Nitekim Hadis-i Şerif’te Resûlullah (sas.) Hakîm b. Hizâm’a koyun alması için para verdiğini, Hakîm b.Hizâm’ın bununla bir dinara satın aldığı bir koyunu iki dinara sattığını sonrasında bir dinara yeniden bir koyun satın aldığını, Resûlullah (sas.)’in bunu kınamayarak ona hayır duası ettiğini anlatır( Ebû Dâvûd, Büyû", 28).
Ayrıca müteşebbis mükelleflerin elde ettiği kârın, haram bulaşmamış olması gerekir. İslâm, böylesi haram ticaret yolunu kabul etmez.
Hakîm b. Hizâm"dan nakledildiğine göre, Resûlullah (sav) şöyle buyurmuştur: “Alışveriş yapanlar birbirlerinden ayrılmadıkları sürece (alışverişi kabul edip etmeme konusunda) serbesttirler. Eğer dürüst davranırlar ve (malın kusurunu) açıkça söylerlerse, alışverişleri bereketlenir. Fakat kusuru gizler ve yalan söylerlerse, (yaptıkları) alışverişin bereketi gider.” (Ebû Dâvûd, Büyû", 51).
İsmâil b. Ubeyd b. Rifâa"nın, babası aracılığıyla dedesinden naklettiğine göre, dedesi (Rifâa b. Râfi") Hz. Peygamber (sav) ile birlikte namazgâha gitmişti. Hz. Peygamber insanların alışveriş yaptıklarını gördü ve “Ey tüccar topluluğu!” diye seslendi. Onlar da Resûlullah"a karşılık verdiler. Başlarını kaldırıp gözlerini ona çevirdiler. Bunun üzerine Resûlullah şöyle buyurdu: “Allah"tan sakınan, iyilik yapan ve dürüst davrananlar hâriç, tüccarlar kıyamet günü günahkârlar olarak diriltileceklerdir.” (Tirmizî, Büyû", 4)

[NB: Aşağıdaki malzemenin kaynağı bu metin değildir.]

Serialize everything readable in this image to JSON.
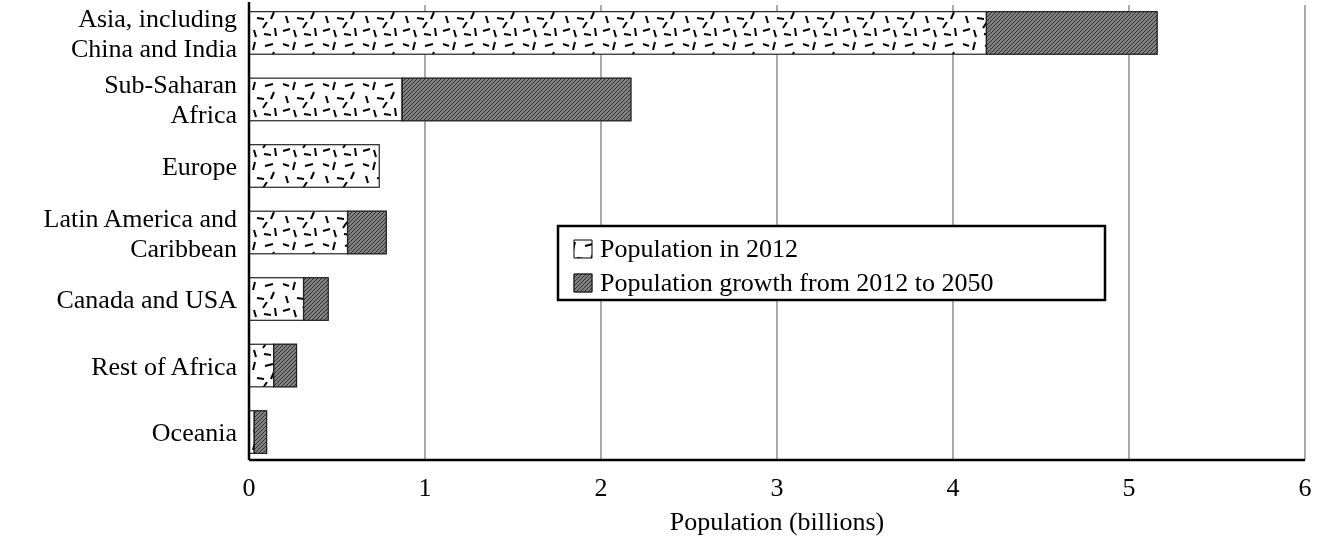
{
  "chart_data": {
    "type": "bar",
    "orientation": "horizontal",
    "stacked": true,
    "categories": [
      "Asia, including China and India",
      "Sub-Saharan Africa",
      "Europe",
      "Latin America and Caribbean",
      "Canada and USA",
      "Rest of Africa",
      "Oceania"
    ],
    "series": [
      {
        "name": "Population in 2012",
        "color": "#ffffff",
        "values": [
          4.19,
          0.87,
          0.74,
          0.56,
          0.31,
          0.14,
          0.03
        ]
      },
      {
        "name": "Population growth from 2012 to 2050",
        "color": "#808080",
        "values": [
          0.97,
          1.3,
          null,
          0.22,
          0.14,
          0.13,
          0.07
        ]
      }
    ],
    "xlabel": "Population (billions)",
    "xlim": [
      0,
      6
    ],
    "xticks": [
      0,
      1,
      2,
      3,
      4,
      5,
      6
    ],
    "grid": "x",
    "legend": "right"
  }
}
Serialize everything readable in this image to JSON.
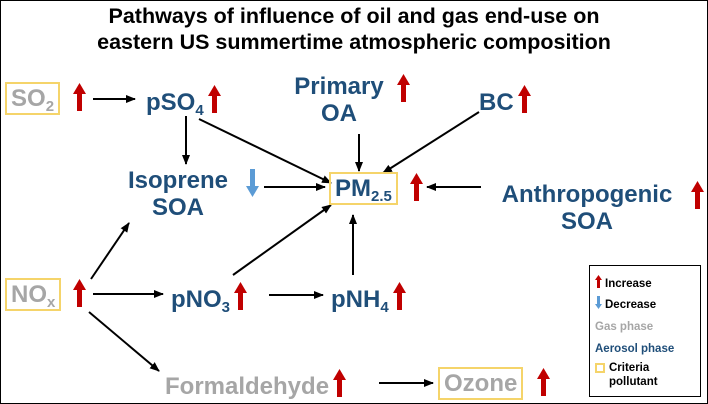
{
  "title_line1": "Pathways of influence of oil and gas end-use on",
  "title_line2": "eastern US summertime atmospheric composition",
  "nodes": {
    "so2": {
      "main": "SO",
      "sub": "2"
    },
    "pso4": {
      "main": "pSO",
      "sub": "4"
    },
    "primary_oa": {
      "line1": "Primary",
      "line2": "OA"
    },
    "bc": {
      "main": "BC"
    },
    "isoprene_soa": {
      "line1": "Isoprene",
      "line2": "SOA"
    },
    "pm25": {
      "main": "PM",
      "sub": "2.5"
    },
    "anthropogenic_soa": {
      "line1": "Anthropogenic",
      "line2": "SOA"
    },
    "nox": {
      "main": "NO",
      "sub": "x"
    },
    "pno3": {
      "main": "pNO",
      "sub": "3"
    },
    "pnh4": {
      "main": "pNH",
      "sub": "4"
    },
    "formaldehyde": {
      "main": "Formaldehyde"
    },
    "ozone": {
      "main": "Ozone"
    }
  },
  "legend": {
    "increase": "Increase",
    "decrease": "Decrease",
    "gas_phase": "Gas phase",
    "aerosol_phase": "Aerosol phase",
    "criteria_line1": "Criteria",
    "criteria_line2": "pollutant"
  },
  "colors": {
    "increase": "#c00000",
    "decrease": "#5b9bd5",
    "gas_phase": "#a6a6a6",
    "aerosol_phase": "#1f4e79",
    "criteria_box": "#f5d46a"
  }
}
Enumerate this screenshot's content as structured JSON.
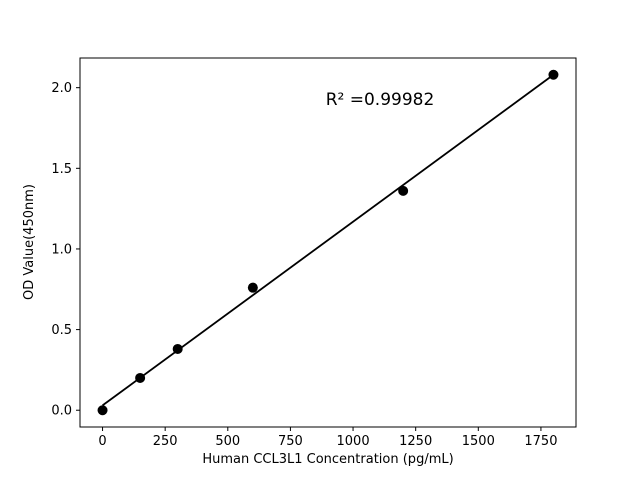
{
  "figure": {
    "background": "#ffffff"
  },
  "chart_data": {
    "type": "scatter",
    "title": "",
    "xlabel": "Human CCL3L1 Concentration (pg/mL)",
    "ylabel": "OD Value(450nm)",
    "annotation": {
      "text": "R² =0.99982"
    },
    "x": [
      0,
      150,
      300,
      600,
      1200,
      1800
    ],
    "y": [
      0.0,
      0.2,
      0.38,
      0.76,
      1.36,
      2.08
    ],
    "fit_line": {
      "x": [
        0,
        1800
      ],
      "y": [
        0.03,
        2.08
      ]
    },
    "xlim": [
      -90,
      1890
    ],
    "ylim": [
      -0.104,
      2.184
    ],
    "xticks": [
      0,
      250,
      500,
      750,
      1000,
      1250,
      1500,
      1750
    ],
    "xtick_labels": [
      "0",
      "250",
      "500",
      "750",
      "1000",
      "1250",
      "1500",
      "1750"
    ],
    "yticks": [
      0.0,
      0.5,
      1.0,
      1.5,
      2.0
    ],
    "ytick_labels": [
      "0.0",
      "0.5",
      "1.0",
      "1.5",
      "2.0"
    ],
    "grid": false,
    "legend": null,
    "marker_color": "#000000",
    "line_color": "#000000",
    "frame_color": "#000000"
  }
}
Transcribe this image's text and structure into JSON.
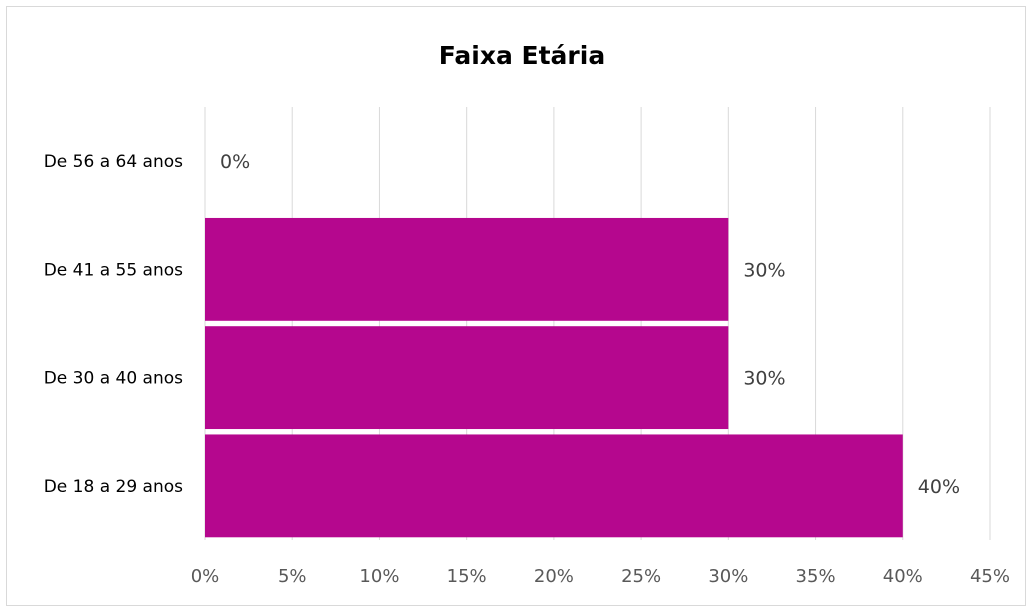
{
  "chart_data": {
    "type": "bar",
    "orientation": "horizontal",
    "title": "Faixa Etária",
    "xlabel": "",
    "ylabel": "",
    "categories": [
      "De 56 a 64 anos",
      "De 41 a 55 anos",
      "De 30 a 40 anos",
      "De 18 a 29 anos"
    ],
    "values": [
      0,
      0.3,
      0.3,
      0.4
    ],
    "data_labels": [
      "0%",
      "30%",
      "30%",
      "40%"
    ],
    "xlim": [
      0,
      0.45
    ],
    "x_ticks": [
      "0%",
      "5%",
      "10%",
      "15%",
      "20%",
      "25%",
      "30%",
      "35%",
      "40%",
      "45%"
    ],
    "grid": true,
    "legend": "none",
    "bar_color": "#B5078E"
  }
}
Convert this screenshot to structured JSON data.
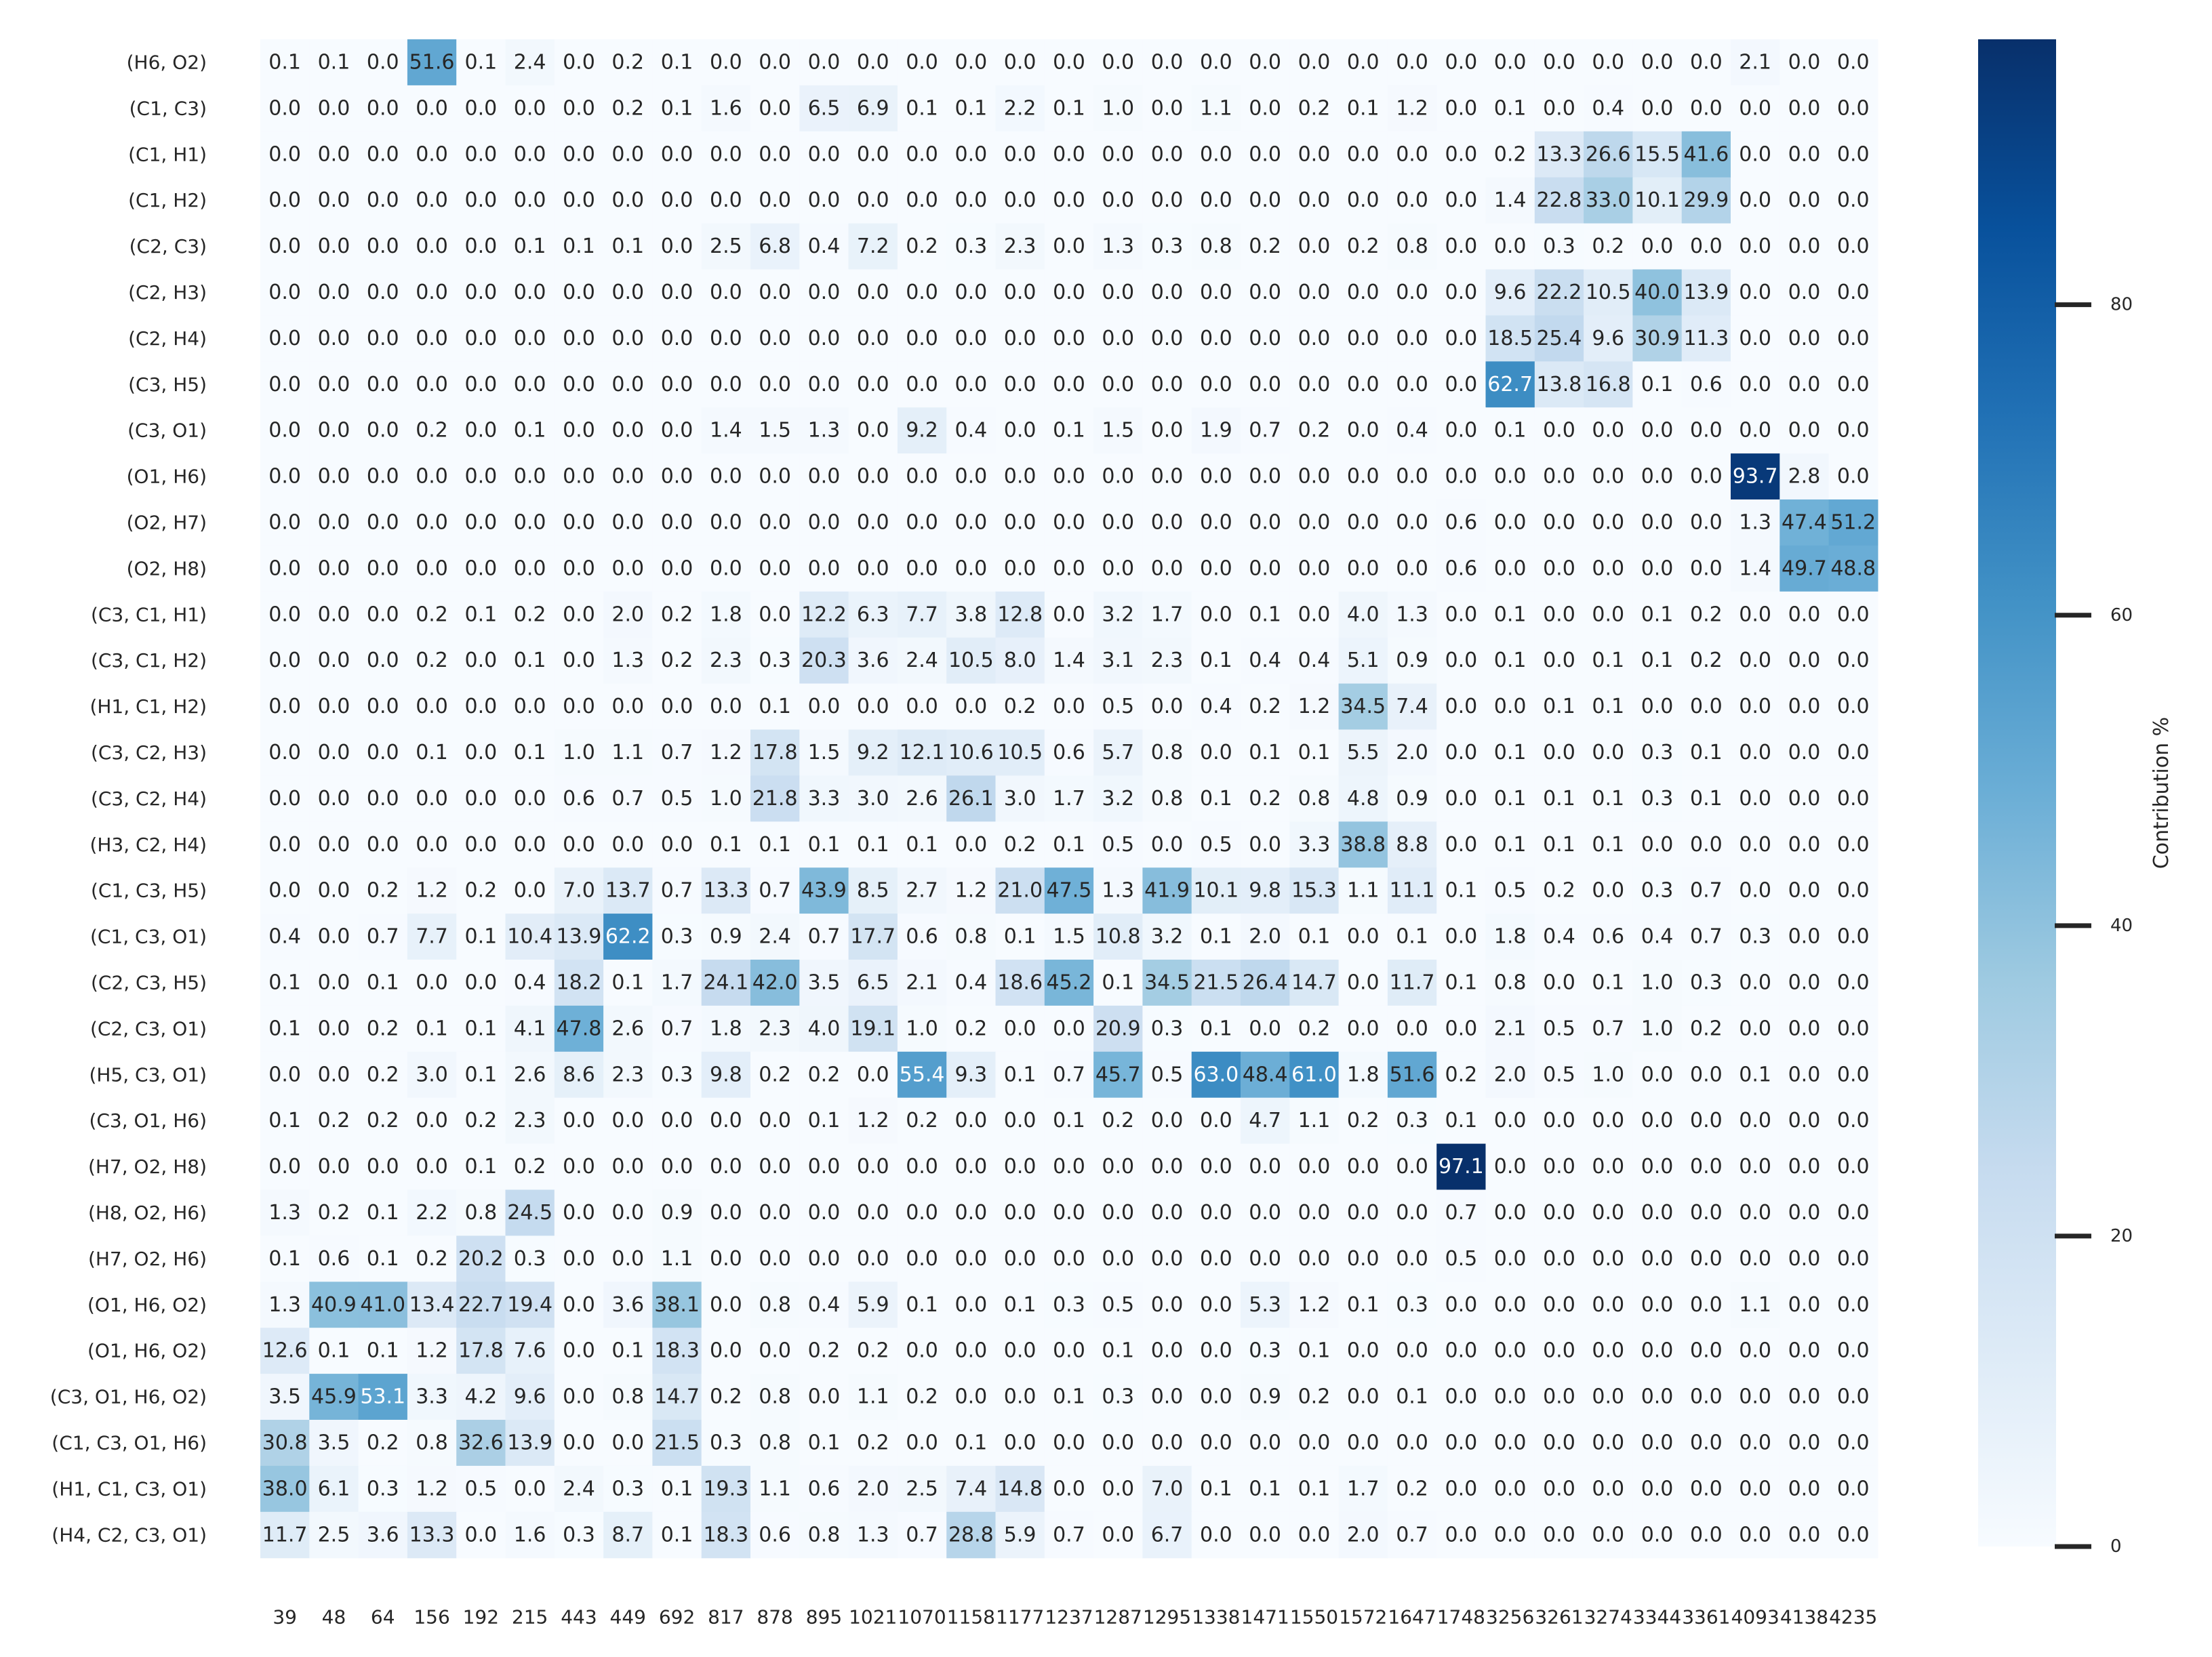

Müteşebbis mükellefler, İslâm toplumunda kendilerinin ve bakmakla yükümlü olduğu kişilerin zarûriyyât, hâciyât, tahsîniyyât olarak tasnif edilen ihtiyaçlarını dolaylı-doğrudan karşılayabilme amacına yönelik gerçekleştirdikleri her türlü mal artırımının yani üretim faaliyetlerinin sonucunda elde ettiği kâr gelirinin, sadece ticarî faaliyetler sonucunda değil, Allah Teâlâ’nın takdiri ile gerçekleştiğinin bilincindedir. Zira Bakara Suresi’nin 269. ayeti ve Ra'd Suresi’nin 26. ayeti bu gerçeklik hakkındadır.
O, dilediğine hikmeti verir ve kime hikmet verilirse o kimse birçok hayra nâil olmuş demektir. Bunu ise ancak derin kavrayış sahibi olanlar düşünüp anlarlar (Bakara Suresi, 269. Ayet).
Allah dilediği kimselere rızkı bollaştırır da daraltır da. Onlar dünya hayatıyla sevinip mutlu oluyorlar, oysa âhiretin yanında dünya hayatı, geçici bir faydadan başka bir şey değildir (Ra'd Suresi, 26. Ayet).
Müteşebbis mükellefler, elde ettikleri gelirin Allah Teâlâ’nın takdiri ve tahakkuk etmesi sonucunda teşkil olduğunun farkında olduğundan, bu gelirin içerisinde İslâm toplumundaki diğer kimselerinde hakkının olduğunu unutmaz.
Yardım isteyenlere ve yoksullara mallarından belli bir pay ayırırlardı (Zâriyât Suresi, 19. Ayet).